But enough from the bean counters, what about the journalism? In the piece, TV news analyst Andrew Tyndall was quoted:
"We're in a period of prolonged news doldrums," says Andrew Tyndall, who analyzes newscasts in the online "Tyndall Report." "Iraq is no longer a headline news story. There are no new things happening there; it's just more of the same. That would be a true thing to say even if the security conditions were better. It's stuck, militarily and diplomatically."Later on in the piece, CBS Foreign Correspondent Lara Logan took issue with his characterization, saying:
"You don't abandon the American soldiers who are on the streets of this country because people are tired of hearing about it," says Logan. "You don't abandon the Iraqi people. You don't abandon people like that because back home people are tired of hearing about the war. Our job is to find a way through that."I was interested to hear what Logan meant by "find a way," so I contacted her in Iraq yesterday and asked her to expand on that idea.
When I worked in South Africa, the whole world forgot about us as soon as Apartheid ended and Mandela was in power. We had to find ways to keep people interested and break through that.Red or blue, surge supporters or withdrawal advocates -- it's critical we all recognize that Iraq reporters are risking everything by entering a war zone to inform us. And now they've been tasked with keeping us interested as well.

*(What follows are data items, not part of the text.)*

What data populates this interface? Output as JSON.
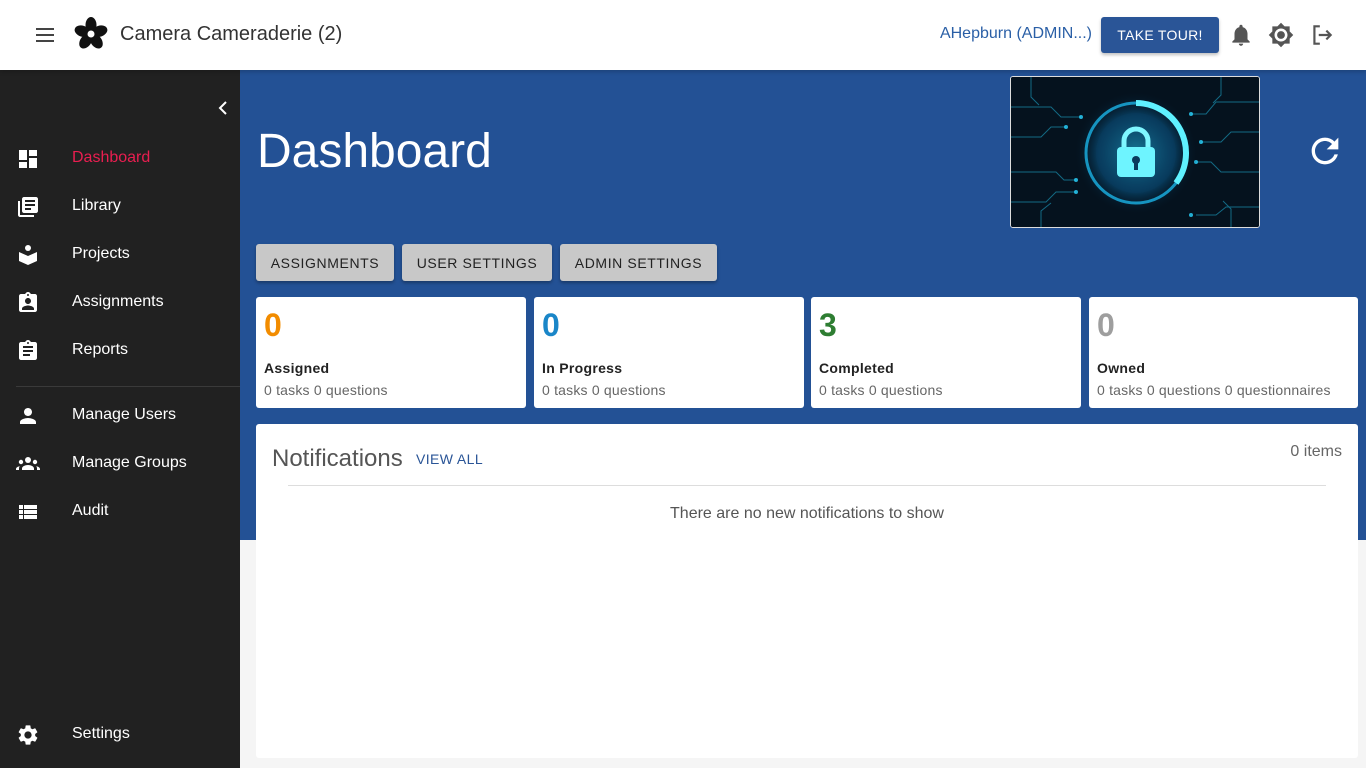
{
  "header": {
    "app_title": "Camera Cameraderie (2)",
    "user_name": "AHepburn (ADMIN...)",
    "tour_button": "TAKE TOUR!"
  },
  "sidebar": {
    "items": [
      {
        "label": "Dashboard",
        "icon": "dashboard-icon",
        "active": true
      },
      {
        "label": "Library",
        "icon": "library-icon"
      },
      {
        "label": "Projects",
        "icon": "projects-icon"
      },
      {
        "label": "Assignments",
        "icon": "assignments-icon"
      },
      {
        "label": "Reports",
        "icon": "reports-icon"
      },
      {
        "label": "Manage Users",
        "icon": "person-icon"
      },
      {
        "label": "Manage Groups",
        "icon": "groups-icon"
      },
      {
        "label": "Audit",
        "icon": "list-icon"
      }
    ],
    "settings_label": "Settings"
  },
  "main": {
    "title": "Dashboard",
    "tabs": [
      "ASSIGNMENTS",
      "USER SETTINGS",
      "ADMIN SETTINGS"
    ],
    "stats": [
      {
        "value": "0",
        "label": "Assigned",
        "sub": "0 tasks 0 questions",
        "color": "#f28c00"
      },
      {
        "value": "0",
        "label": "In Progress",
        "sub": "0 tasks 0 questions",
        "color": "#1a86c8"
      },
      {
        "value": "3",
        "label": "Completed",
        "sub": "0 tasks 0 questions",
        "color": "#2e7d32"
      },
      {
        "value": "0",
        "label": "Owned",
        "sub": "0 tasks 0 questions 0 questionnaires",
        "color": "#9e9e9e"
      }
    ]
  },
  "notifications": {
    "title": "Notifications",
    "view_all": "VIEW ALL",
    "count": "0 items",
    "empty_message": "There are no new notifications to show"
  },
  "colors": {
    "brand": "#235195",
    "active_nav": "#e91e50",
    "sidebar_bg": "#212121"
  }
}
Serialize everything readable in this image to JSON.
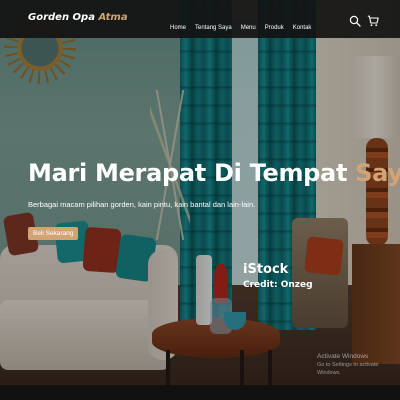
{
  "navbar": {
    "brand": {
      "main": "Gorden Opa ",
      "accent": "Atma"
    },
    "menu": [
      {
        "label": "Home"
      },
      {
        "label": "Tentang Saya"
      },
      {
        "label": "Menu"
      },
      {
        "label": "Produk"
      },
      {
        "label": "Kontak"
      }
    ],
    "icons": [
      "search-icon",
      "cart-icon"
    ]
  },
  "hero": {
    "title_main": "Mari Merapat Di Tempat ",
    "title_accent": "Saya",
    "subtitle": "Berbagai macam pilihan gorden, kain pintu, kain bantal dan lain-lain.",
    "button_label": "Beli Sekarang"
  },
  "credit": {
    "source": "iStock",
    "author": "Credit: Onzeg"
  },
  "watermark": {
    "title": "Activate Windows",
    "subtitle": "Go to Settings to activate Windows."
  },
  "colors": {
    "accent": "#d4a373",
    "navbar_bg": "#121212",
    "text": "#ffffff"
  }
}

In some ways, Iraq is the same, but there is an even greater need because this would be like people losing interest in South Africa while the struggle for freedom was still ongoing.
This is a personal choice. And my view only. And it comes down to the same reason I am here in the first place - to me, it's just not right to sit back while things are done in your name and not take a stand or know what is really going on. We have a duty and a responsibility to ourselves, as individuals, as nations, as human beings, to live by what we believe to be right. How can you do that if no one knows what it really going on?

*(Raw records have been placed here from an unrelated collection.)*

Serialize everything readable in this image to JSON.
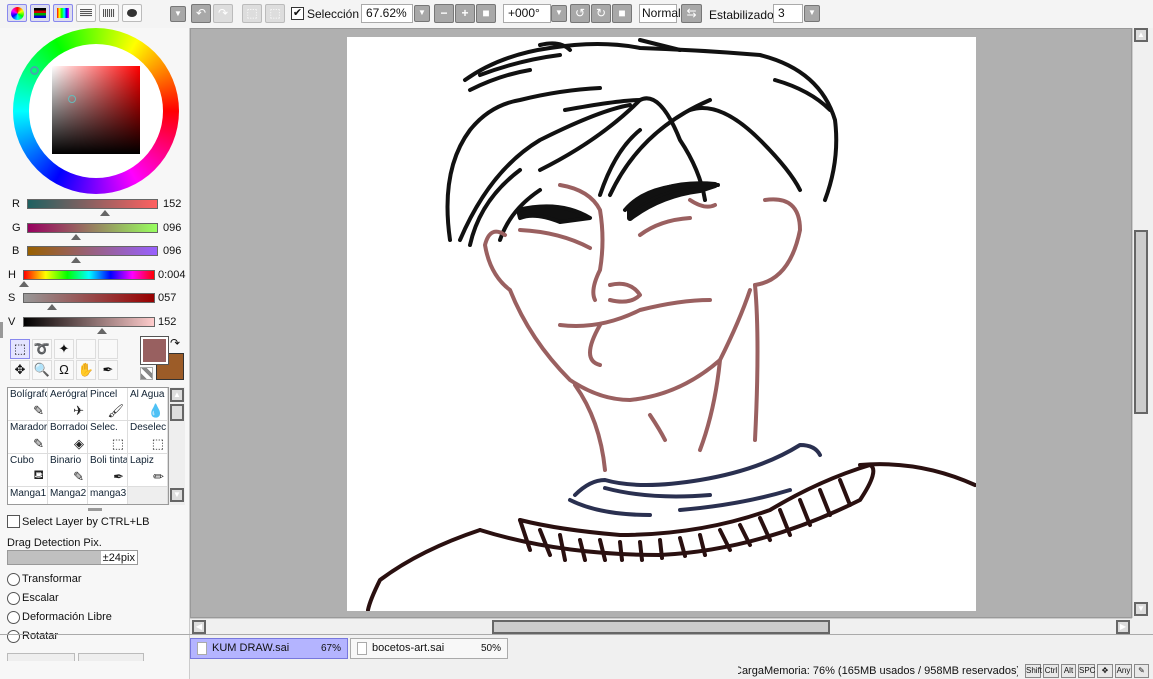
{
  "toolbar": {
    "selection_label": "Selección",
    "selection_checked": true,
    "zoom_value": "67.62%",
    "rotation_value": "+000°",
    "blend_mode": "Normal",
    "stabilizer_label": "Estabilizador",
    "stabilizer_value": "3"
  },
  "color": {
    "sliders": [
      {
        "label": "R",
        "value": "152",
        "fraction": 0.596
      },
      {
        "label": "G",
        "value": "096",
        "fraction": 0.376
      },
      {
        "label": "B",
        "value": "096",
        "fraction": 0.376
      },
      {
        "label": "H",
        "value": "0:004",
        "fraction": 0.01
      },
      {
        "label": "S",
        "value": "057",
        "fraction": 0.22
      },
      {
        "label": "V",
        "value": "152",
        "fraction": 0.596
      }
    ],
    "primary": "#986060",
    "secondary": "#9c5c28"
  },
  "brushes": [
    {
      "label": "Bolígrafo",
      "icon": "pen-icon",
      "glyph": "✎"
    },
    {
      "label": "Aerógrafo",
      "icon": "airbrush-icon",
      "glyph": "✈"
    },
    {
      "label": "Pincel",
      "icon": "brush-icon",
      "glyph": "🖌"
    },
    {
      "label": "Al Agua",
      "icon": "watercolor-icon",
      "glyph": "💧"
    },
    {
      "label": "Marador",
      "icon": "marker-icon",
      "glyph": "✎"
    },
    {
      "label": "Borrador",
      "icon": "eraser-icon",
      "glyph": "◈"
    },
    {
      "label": "Selec.",
      "icon": "select-pen-icon",
      "glyph": "⬚"
    },
    {
      "label": "Deselec.",
      "icon": "deselect-icon",
      "glyph": "⬚"
    },
    {
      "label": "Cubo",
      "icon": "bucket-icon",
      "glyph": "⛾"
    },
    {
      "label": "Binario",
      "icon": "binary-pen-icon",
      "glyph": "✎"
    },
    {
      "label": "Boli tinta",
      "icon": "ink-pen-icon",
      "glyph": "✒"
    },
    {
      "label": "Lapiz",
      "icon": "pencil-icon",
      "glyph": "✏"
    },
    {
      "label": "Manga1",
      "icon": "pen-icon",
      "glyph": "✒"
    },
    {
      "label": "Manga2",
      "icon": "pen-icon",
      "glyph": "✒"
    },
    {
      "label": "manga3",
      "icon": "pen-icon",
      "glyph": "✒"
    }
  ],
  "options": {
    "select_layer_label": "Select Layer by CTRL+LB",
    "drag_label": "Drag Detection Pix.",
    "drag_value": "±24pix",
    "drag_fraction": 0.72,
    "radios": [
      "Transformar",
      "Escalar",
      "Deformación Libre",
      "Rotatar"
    ]
  },
  "tabs": [
    {
      "name": "KUM DRAW.sai",
      "zoom": "67%",
      "active": true
    },
    {
      "name": "bocetos-art.sai",
      "zoom": "50%",
      "active": false
    }
  ],
  "status": {
    "memory": "CargaMemoria: 76% (165MB usados / 958MB reservados)",
    "keys": [
      "Shift",
      "Ctrl",
      "Alt",
      "SPC",
      "✥",
      "Any",
      "✎"
    ]
  }
}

The media is flawed as we all know. I do not stand here in defense of one and all. But I know that my being here matters to the people I meet. Not everyone and not all the time. But the soldiers who are sweating it out day after day, their families back home who write to me all the time, the Iraqi people I see and talk to day after day - the leaders, the lost, the forgotten, the unwanted, the brilliant, the humble, the evil, the great.
To me, none of them are served if their is no independent record of history to inform the world - and my hope is that collectively, when all our work as journalists is viewed together, a solid accounting of this time will be left.
Any news editor or producer or journalist will tell you the same thing - great stories are great stories no matter what or where, you just have to find them.
What is hard here in Iraq, is that it is so dangerous and difficult to work - for everyone. That means constantly asking people to put themselves at great risk - and that is a lot to ask.
But the bottom line for me is that stories do not come to you or fall out of the sky. They come through hard work, getting out there and seeing for yourself. If you are not there when something happens, it's much harder to report on it. Obviously you can't be everywhere, but meeting people, seeing what the true situation is on the streets - how dramatically it differs form one part of Baghdad to the next - all of that is how you come across ways to break through the fatigue and tell stories that count.
Find the people who have something to say. Discover something new. Weave together different pieces that you collect from conversations over weeks or months and use your knowledge and experience and contacts to make that meaningful to an audience thousands of miles away that may be tired after a long, hard day themselves and needs a reason to care about your story.
All I can add to that is my own passion and commitment. And hope that some of that comes through.